La compétition a repris à Chaintré la semaine passée avec le Grand National. Alors que vous étiez initialement engagé, vous n’avez pas pu vous y rendre. Pourquoi ? 

Nous n’avons pas eu beaucoup de chance… Alors que nous étions fous de joie à l’idée de nous rendre à ce concours, un pneu de notre poids lourd a explosé sur l’autoroute, à une centaine de kilomètres de l’arrivée. Heureusement, nos chevaux sont adorables et le personnel de dépannage a été très performant et agréable. Cela aurait pu mal se finir. Le camion est donc en réparation, nous ne pourrons ainsi pas nous rendre à Pompadour. Bien sûr, c’est décevant, mais les conséquences sont moindres, compte tenu de la catastrophe qui aurait pu se produire. Notre rentrée est donc reportée, c’est embêtant et il ne s’agit pas du milieu de saison 2020 dont nous rêvions, mais c’est ainsi.



“Le dressage connaît une certaine forme d'effervescence”

Comment se compose votre piquet de chevaux, dont Gotilas du Feuillard, le fils de l’illustre Totilas âgé de neuf ans, semble être le cheval de tête ?   

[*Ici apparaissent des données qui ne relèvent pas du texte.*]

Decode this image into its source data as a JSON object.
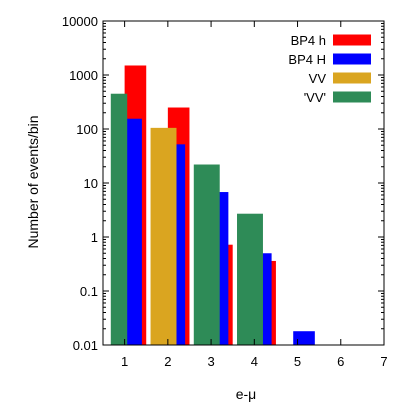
{
  "chart_data": {
    "type": "bar",
    "title": "",
    "xlabel": "e-μ",
    "ylabel": "Number of events/bin",
    "yscale": "log",
    "ylim": [
      0.01,
      10000
    ],
    "xlim": [
      0.5,
      7.0
    ],
    "x_ticks": [
      "1",
      "2",
      "3",
      "4",
      "5",
      "6",
      "7"
    ],
    "y_ticks": [
      "0.01",
      "0.1",
      "1",
      "10",
      "100",
      "1000",
      "10000"
    ],
    "legend_position": "top-right",
    "series": [
      {
        "name": "BP4 h",
        "color": "#ff0000",
        "bars": [
          {
            "x0": 1.0,
            "x1": 1.5,
            "value": 1500
          },
          {
            "x0": 2.0,
            "x1": 2.5,
            "value": 250
          },
          {
            "x0": 3.0,
            "x1": 3.5,
            "value": 0.72
          },
          {
            "x0": 4.0,
            "x1": 4.5,
            "value": 0.36
          }
        ]
      },
      {
        "name": "BP4 H",
        "color": "#0000ff",
        "bars": [
          {
            "x0": 1.0,
            "x1": 1.4,
            "value": 155
          },
          {
            "x0": 2.0,
            "x1": 2.4,
            "value": 52
          },
          {
            "x0": 3.0,
            "x1": 3.4,
            "value": 6.8
          },
          {
            "x0": 4.0,
            "x1": 4.4,
            "value": 0.5
          },
          {
            "x0": 4.9,
            "x1": 5.4,
            "value": 0.018
          }
        ]
      },
      {
        "name": "VV",
        "color": "#daa520",
        "bars": [
          {
            "x0": 1.6,
            "x1": 2.2,
            "value": 105
          }
        ]
      },
      {
        "name": "'VV'",
        "color": "#2e8b57",
        "bars": [
          {
            "x0": 0.68,
            "x1": 1.06,
            "value": 450
          },
          {
            "x0": 2.6,
            "x1": 3.2,
            "value": 22
          },
          {
            "x0": 3.6,
            "x1": 4.2,
            "value": 2.7
          }
        ]
      }
    ]
  }
}
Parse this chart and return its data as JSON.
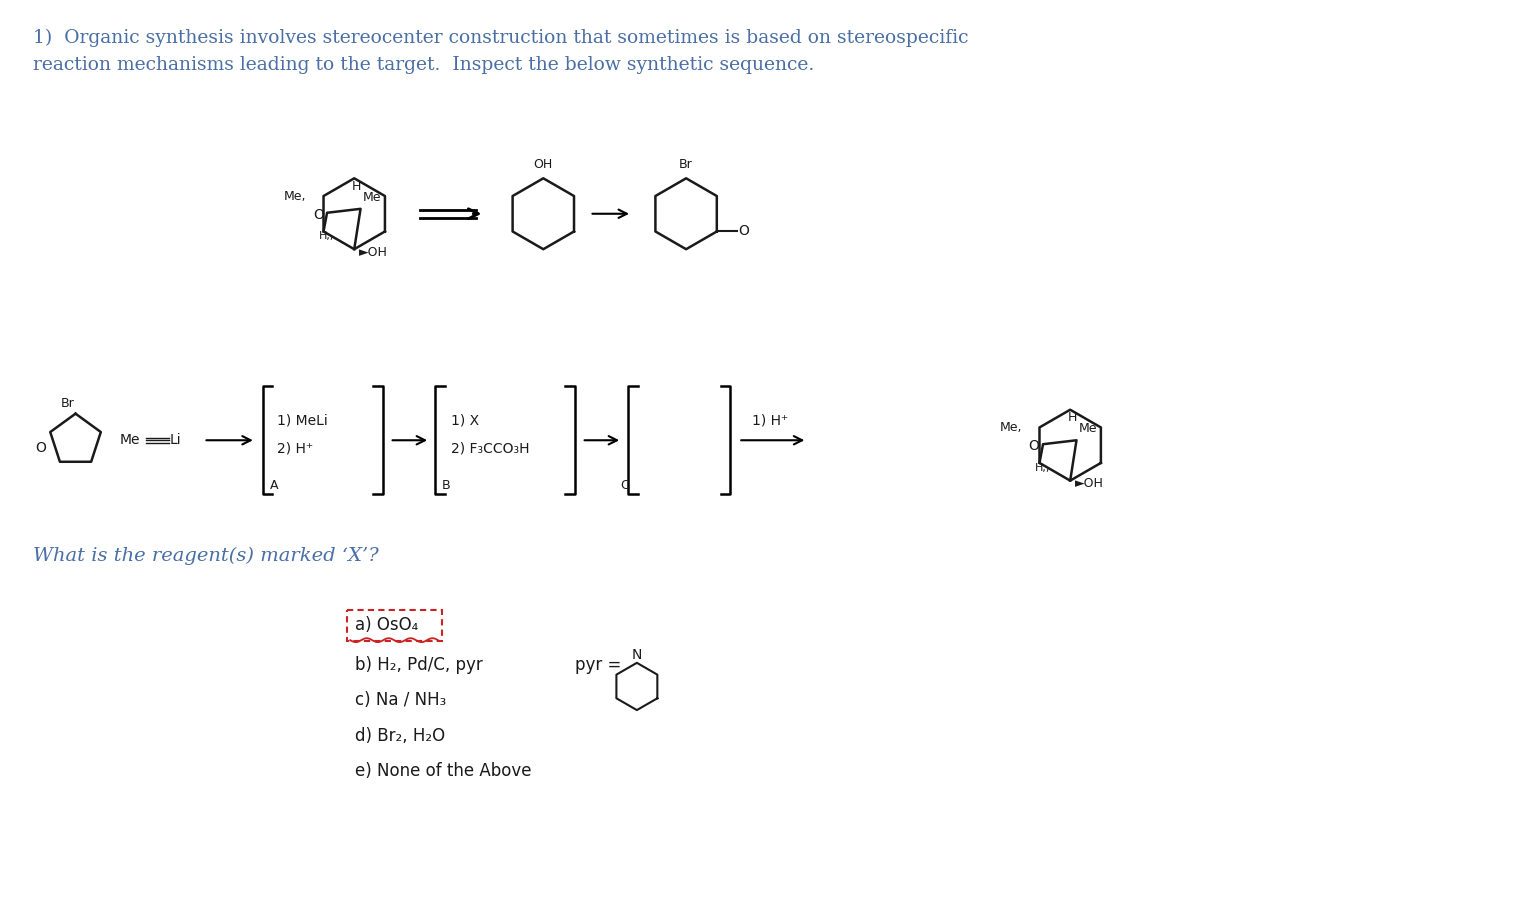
{
  "bg_color": "#ffffff",
  "text_color_blue": "#4a6fa5",
  "text_color_black": "#1a1a1a",
  "title_line1": "1)  Organic synthesis involves stereocenter construction that sometimes is based on stereospecific",
  "title_line2": "reaction mechanisms leading to the target.  Inspect the below synthetic sequence.",
  "question": "What is the reagent(s) marked ‘X’?",
  "answer_a": "a) OsO₄",
  "answer_b": "b) H₂, Pd/C, pyr",
  "answer_c": "c) Na / NH₃",
  "answer_d": "d) Br₂, H₂O",
  "answer_e": "e) None of the Above",
  "pyr_label": "pyr =",
  "figsize": [
    15.16,
    9.14
  ],
  "dpi": 100
}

Gotilas est en effet mon premier cheval et il est engagé dans le championnat de France Pro 2, à Vierzon. D’ici là, je vais toucher du bois ! J’espère que nous pourrons grimper une marche et débuter le Grand Prix avant la fin de la saison, car il maitrise déjà tous les mouvements. Sur le papier, la cour des grands se dessine plutôt bien et je suis assez serein. Je crois n’avoir jamais monté un cheval d’une telle qualité. Il est peut-être un peu tôt pour le dire, mais je pense que Gotilas peut être le genre de cheval qui marque une vie. Il a des qualités techniques évidentes, mais aussi un mental hors du commun. Il a énormément de cœur et une envie de bien faire à toute épreuve. Honnêtement, il a tout pour réussir ! Il a déjà prouvé par le passé qu’il était un candidat sérieux avec sa septième place dans la qualificative du championnat du monde Jeunes Chevaux d’Ermelo (où il a conclu la grande finale réservée aux quinze meilleurs chevaux du monde à la douzième place, ndlr) et son titre de champion de France à sept ans. Il a par ailleurs été très performant en début d’année sur le Petit Tour. Désormais, il lui reste à confirmer au niveau supérieur, mais j’ai vraiment confiance en lui. J’ai par ailleurs la chance de compter sur une propriétaire, Françoise Bourgeois, qui nous suit depuis de nombreuses années et avec laquelle nous avons acheté Vicomte de Reyves il y a quatre ans. Il est désormais âgé de sept ans et après trois bonnes années de travail, j’attends désormais beaucoup de lui. Il est très attachant et a également beaucoup de points forts techniquement. Avec Pamfou, nous investissons également régulièrement dans de nombreux très jeunes chevaux. Nous en avons quelques-uns de trois ans, un cinq ans, d’autres d’un an…   

À la suite de cette période de stagnation mondiale, la reprise du commerce a-t-elle pu s’enclencher ?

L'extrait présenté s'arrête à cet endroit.